A co-created vision for a new housing ecosystem in Aotearoa.


The Challenge

  • In response to the concerns about the housing ecosystem in Aotearoa and following the aftermath of COVID-19 and its effects, the aim of this document was to reveal the complex, interconnected factors contributing to the current housing crisis, and reveal a new way to view How We Live. 
  • The report is a platform created for shared understanding and consistent language for the housing ecosystem so that different sectors can engage more effectively in conversations about potential solutions. The report demonstrates the complexity of the housing environment and presents opportunities for more inclusive housing discussions encouraging co-creation as a strategic way forward. 

The Journey 

  • Commissioned by the PIF Foundation, the report involved a number of collaborators. TUA provided key input from its extensive resource library based on previous projects.
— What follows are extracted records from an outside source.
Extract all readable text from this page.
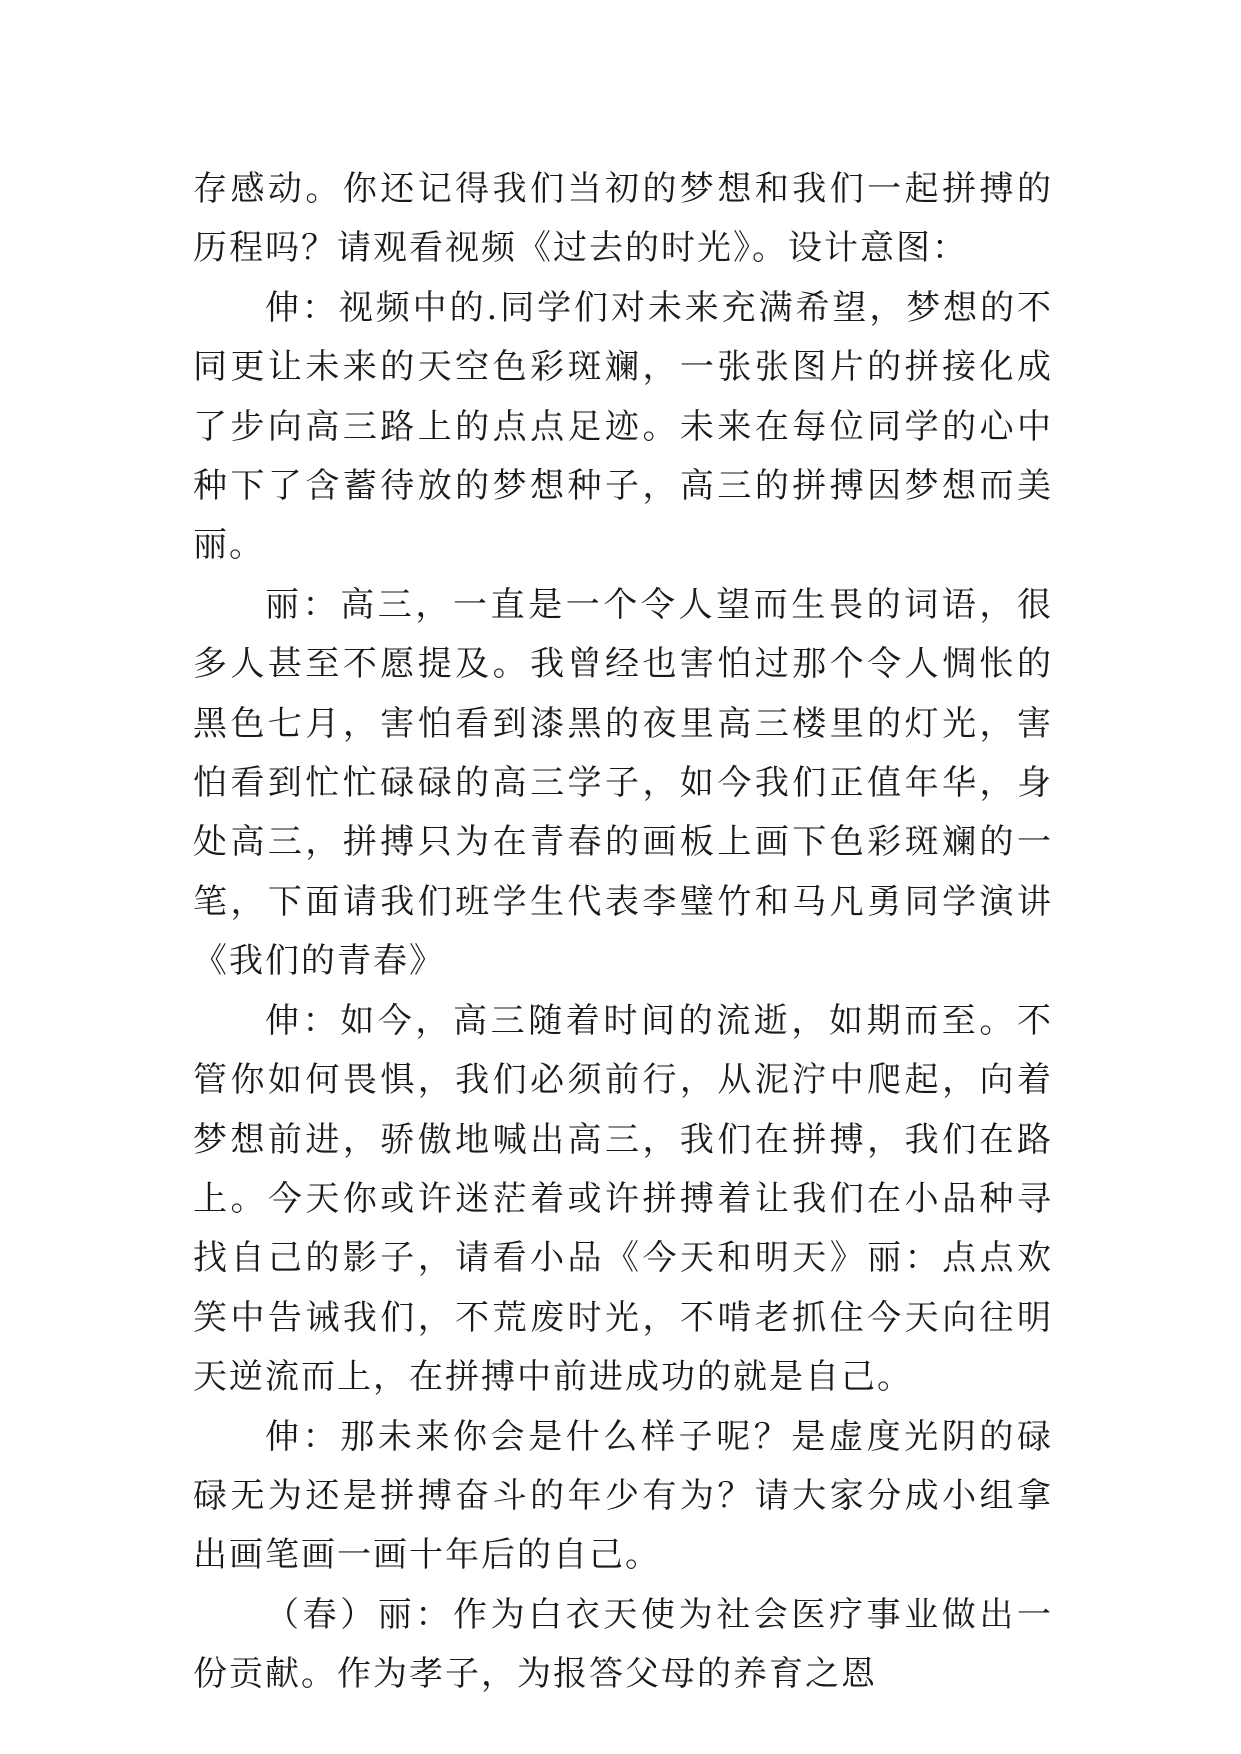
存感动。你还记得我们当初的梦想和我们一起拼搏的历程吗？请观看视频《过去的时光》。设计意图：

伸：视频中的.同学们对未来充满希望，梦想的不同更让未来的天空色彩斑斓，一张张图片的拼接化成了步向高三路上的点点足迹。未来在每位同学的心中种下了含蓄待放的梦想种子，高三的拼搏因梦想而美丽。

丽：高三，一直是一个令人望而生畏的词语，很多人甚至不愿提及。我曾经也害怕过那个令人惆怅的黑色七月，害怕看到漆黑的夜里高三楼里的灯光，害怕看到忙忙碌碌的高三学子，如今我们正值年华，身处高三，拼搏只为在青春的画板上画下色彩斑斓的一笔，下面请我们班学生代表李璧竹和马凡勇同学演讲《我们的青春》

伸：如今，高三随着时间的流逝，如期而至。不管你如何畏惧，我们必须前行，从泥泞中爬起，向着梦想前进，骄傲地喊出高三，我们在拼搏，我们在路上。今天你或许迷茫着或许拼搏着让我们在小品种寻找自己的影子，请看小品《今天和明天》丽：点点欢笑中告诫我们，不荒废时光，不啃老抓住今天向往明天逆流而上，在拼搏中前进成功的就是自己。

伸：那未来你会是什么样子呢？是虚度光阴的碌碌无为还是拼搏奋斗的年少有为？请大家分成小组拿出画笔画一画十年后的自己。

（春）丽：作为白衣天使为社会医疗事业做出一份贡献。作为孝子，为报答父母的养育之恩
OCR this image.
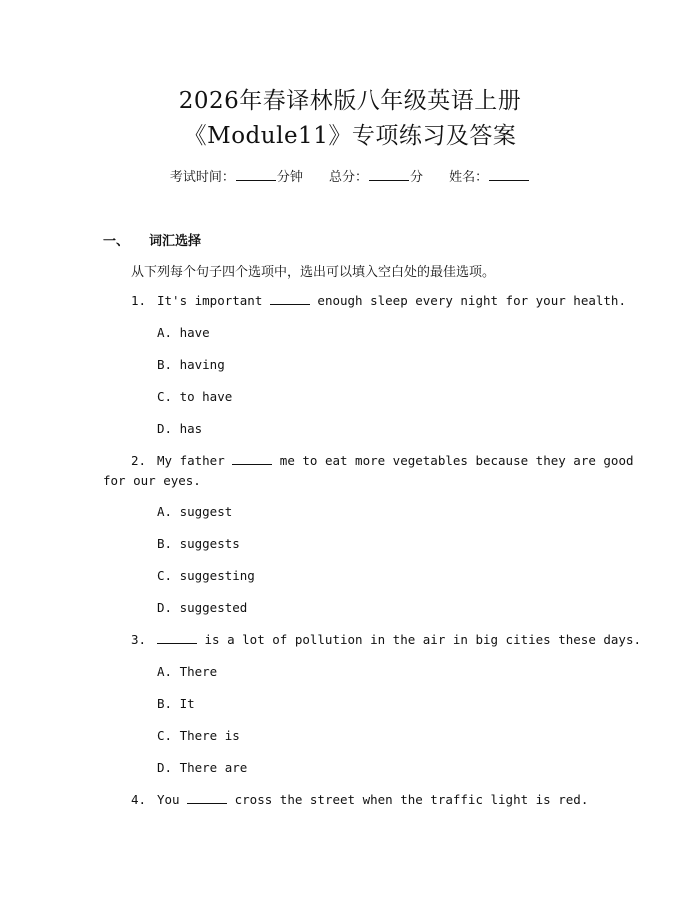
2026年春译林版八年级英语上册
《Module11》专项练习及答案
考试时间：	分钟 总分：	分 姓名：
一、 词汇选择
从下列每个句子四个选项中，选出可以填入空白处的最佳选项。
1. It's important	enough sleep every night for your health.
A. have
B. having
C. to have
D. has
2. My father	me to eat more vegetables because they are good
for our eyes.
A. suggest
B. suggests
C. suggesting
D. suggested
3.	is a lot of pollution in the air in big cities these days.
A. There
B. It
C. There is
D. There are
4. You	cross the street when the traffic light is red.
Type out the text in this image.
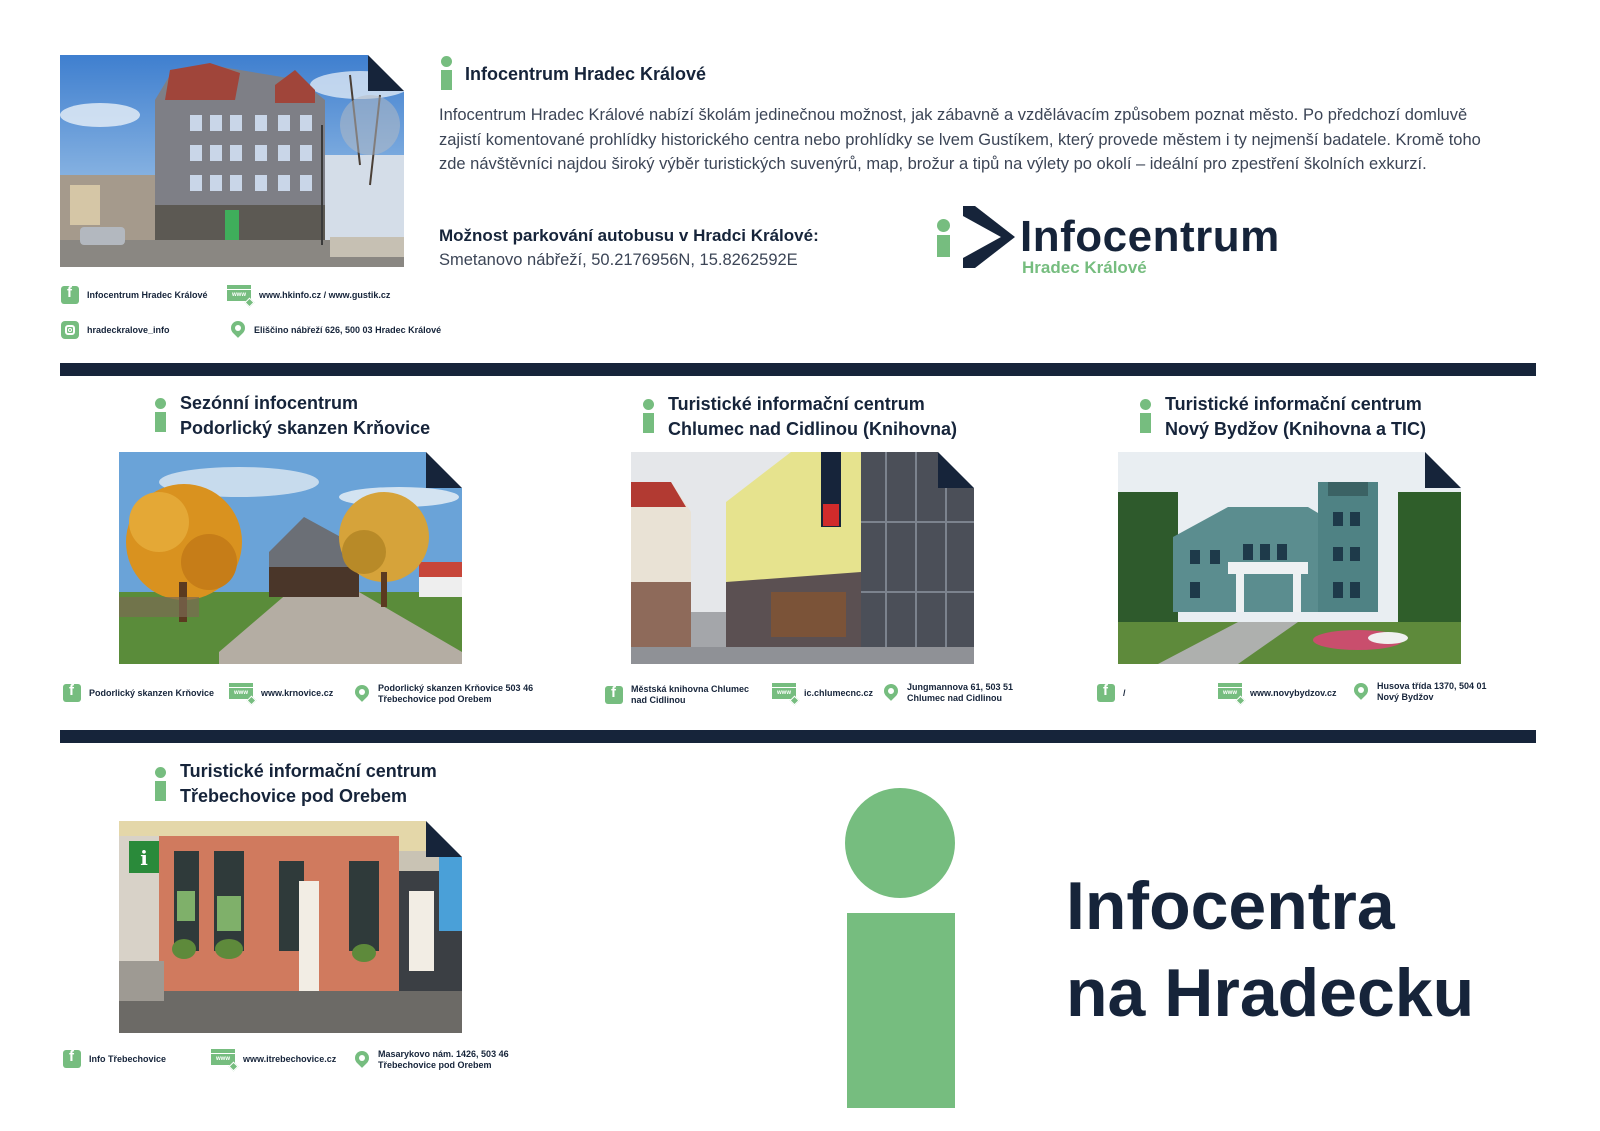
Infocentrum Hradec Králové
Infocentrum Hradec Králové nabízí školám jedinečnou možnost, jak zábavně a vzdělávacím způsobem poznat město. Po předchozí domluvě zajistí komentované prohlídky historického centra nebo prohlídky se lvem Gustíkem, který provede městem i ty nejmenší badatele. Kromě toho zde návštěvníci najdou široký výběr turistických suvenýrů, map, brožur a tipů na výlety po okolí – ideální pro zpestření školních exkurzí.
Možnost parkování autobusu v Hradci Králové:
Smetanovo nábřeží, 50.2176956N, 15.8262592E	Infocentrum
Hradec Králové
f
Infocentrum Hradec Králové	www	www.hkinfo.cz / www.gustik.cz
hradeckralove_info	Eliščino nábřeží 626, 500 03 Hradec Králové
Sezónní infocentrum
Podorlický skanzen Krňovice
f
Podorlický skanzen Krňovice	www	www.krnovice.cz	Podorlický skanzen Krňovice 503 46
Třebechovice pod Orebem
Turistické informační centrum
Chlumec nad Cidlinou (Knihovna)
f
Městská knihovna Chlumec
nad Cidlinou
www	ic.chlumecnc.cz
Jungmannova 61, 503 51
Chlumec nad Cidlinou
Turistické informační centrum
Nový Bydžov (Knihovna a TIC)
f
/	www	www.novybydzov.cz
Husova třída 1370, 504 01
Nový Bydžov
Turistické informační centrum
Třebechovice pod Orebem
i
f
Info Třebechovice	www	www.itrebechovice.cz	Masarykovo nám. 1426, 503 46
Třebechovice pod Orebem
Infocentra
na Hradecku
This helped to shape essential content. 

The Outcome

  • The document introduces Collective Housing as a viable catalyst for change in housing in Aotearoa. Local and global case studies are included as examples, such as Hawaikirangi Whanāu Trust Papakāinga unique to Aotearoa, and Lange Eng Cohousing Community in Denmark. 
  • The report highlights that housing is interconnected with health and wellbeing, community connection and belonging, material use and waste, energy use and emissions, biodiversity and land use. It proposes an Housing Ecosystem Map that explores the requirements of New Zealand society to align social and environmental needs with economic models. 
  • The document stresses that a collective approach to housing is undeniably necessary in making change. With this, each individual person is identified as having a role within the housing ecosystem. Resources and tips are given to stakeholders as actionable steps within the categories; civil society;  real economy; government and regulators; and financial economy.